Srettha doit sa victoire moins à ses propres prouesses électorales qu’à la nostalgie des électeurs de Pheu Thai pour leur chef spirituel. Il semble manquer d’une base solide au sein du parti, ayant été parachuté du monde des affaires sans aucune expérience politique préalable ; il est donc redevable aux chefs du parti.
Srettha entrera également en fonction en tant qu’acteur politique beaucoup plus faible que les précédents premiers ministres Pheu Thai et assimilés.
D’une part, il ne dirige pas un parti qui a gagné ; au lieu de cela, il est le candidat d’un parti qui a perdu les élections. Pire, il ne s’appelle pas Shinawatra.
C’est peut-être la raison pour laquelle le retour de Thaksin, même en tant qu’ancien Premier ministre incarcéré, est une nouvelle plus importante que Srettha devenant le nouveau Premier ministre. D’autant que Thaksin n’est déjà plus en prison. Il pourra recevoir sa cour dans le luxe de sa suite.
Pourtant, attention ! Même s’il n’est pas tout à fait otage, étant donné que Pheu Thai dirige désormais le gouvernement, Thaksin ne peut plus agir aussi librement qu’auparavant. Et loger à l’hôpital de la police en fait, de facto, un otage.
D’ailleurs, dans la coalition de Srettha, le Pheu Thai est numériquement minoritaire vis à vis des partis de la précédente coalition Prayut. Pheu Thai pourra-t-il mettre en place sa politique ? On imagine que la vision progressiste de la défunte coalition dirigée par Move Forward est enterrée.
Le slogan électoral de Move Forward, vainqueur, était « votez pour Move Forward et la Thaïlande ne sera plus jamais la même ». Or la journée du 22 août repasse des plats bien faisandés.
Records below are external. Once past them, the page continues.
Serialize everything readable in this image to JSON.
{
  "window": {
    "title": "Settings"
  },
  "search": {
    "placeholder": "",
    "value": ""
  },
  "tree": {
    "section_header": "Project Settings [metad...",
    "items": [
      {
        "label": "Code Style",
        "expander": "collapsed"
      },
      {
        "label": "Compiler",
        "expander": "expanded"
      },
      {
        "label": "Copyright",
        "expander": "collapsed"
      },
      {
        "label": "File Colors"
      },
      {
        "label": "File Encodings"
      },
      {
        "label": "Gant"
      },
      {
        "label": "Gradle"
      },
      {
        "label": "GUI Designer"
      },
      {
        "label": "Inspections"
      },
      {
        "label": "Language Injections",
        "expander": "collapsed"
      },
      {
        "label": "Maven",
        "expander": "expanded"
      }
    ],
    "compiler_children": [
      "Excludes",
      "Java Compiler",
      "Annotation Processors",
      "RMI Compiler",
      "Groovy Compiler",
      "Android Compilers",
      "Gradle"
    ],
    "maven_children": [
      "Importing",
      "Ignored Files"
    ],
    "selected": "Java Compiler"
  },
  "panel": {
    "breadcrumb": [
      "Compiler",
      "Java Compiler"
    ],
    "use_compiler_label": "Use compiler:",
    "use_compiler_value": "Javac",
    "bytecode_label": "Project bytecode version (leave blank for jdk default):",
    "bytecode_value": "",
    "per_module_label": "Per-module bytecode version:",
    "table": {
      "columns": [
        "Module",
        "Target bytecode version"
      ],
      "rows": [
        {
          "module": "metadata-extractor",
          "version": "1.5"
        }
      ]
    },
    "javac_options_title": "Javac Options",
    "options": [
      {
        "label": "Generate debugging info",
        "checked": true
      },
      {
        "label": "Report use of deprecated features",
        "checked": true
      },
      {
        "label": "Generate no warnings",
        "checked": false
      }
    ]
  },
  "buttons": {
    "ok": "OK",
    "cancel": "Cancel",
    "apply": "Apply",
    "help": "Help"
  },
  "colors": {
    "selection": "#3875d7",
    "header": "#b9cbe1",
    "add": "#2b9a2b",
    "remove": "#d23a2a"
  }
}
Donc la vie politique thaïlandaise n’a pas changé mais la population a peut-être quand même changé et dans ce cas le régime sera encore plus détesté qu’auparavant.
Srettha Thavisin, avance donc en terrain miné.
Sa coalition comprend trop de partis ayant des idéologies, des politiques publiques et des intérêts particuliers opposés. Pacifier ces crocodiles et avoir en même temps un Cabinet efficace avec une éthique de premier ordre est tout simplement impossible.
Le « portefeuille numérique » et le cannabis seront les premiers sujets qui fâchent mais le pire seront les amendements à la constitution d’autant que Srettha sentira la présence suffocante de Thaksin. De plus Pheu Thai devra regarder par-dessus son épaule car chaque perte de popularité sera un gain pour Move Forward.
La politique étrangère peut également être un cauchemar, avec un gouvernement de coalition rempli de personnes profondément en désaccord sur le rôle des États-Unis et de la Chine. La rivalité accrue entre les superpuissances exigera probablement plus de clarté de la part de pays comme la Thaïlande. Le royaume peut s’en sortir par le haut si Srettha et son ministre des affaires étrangères (à nommer) se révèlent astucieux.
Prayut avait promis « la réconciliation » or il a divisé encore plus.
Que peut faire Srettha dans ce domaine ? Réconcilier Pheu Thai et le régime n’a rien à voir avec le souhait des Thaïlandais qui ont voté majoritairement contre ce régime le 14 mai.
D’ailleurs, Move Forward souhaite évidemment que le gouvernement Srettha s’effondre rapidement, car plus tôt les prochaines élections auront lieu, plus grandes seront les chances du parti de remporter une nouvelle victoire massive.
Srettha, quant à lui, voudra naturellement prendre son temps, sachant que signer trop tôt une dissolution de la Chambre équivaudrait à un suicide, pour lui-même, mais aussi pour l’ensemble du parti.
Tout le monde a dépassé le point de non-retour. Move Forward va bien au-delà de la zone de sécurité idéologique et pourrait être dissous rapidement. Pheu Thai est également trop loin à droite maintenant pour revenir là où il était. C’est la même chose avec UTN et Palang Pracharath, qui ont tout misé sur Srettha.
Arun du Matichon
La Thailande et les Thaïlandais hier, 22 août.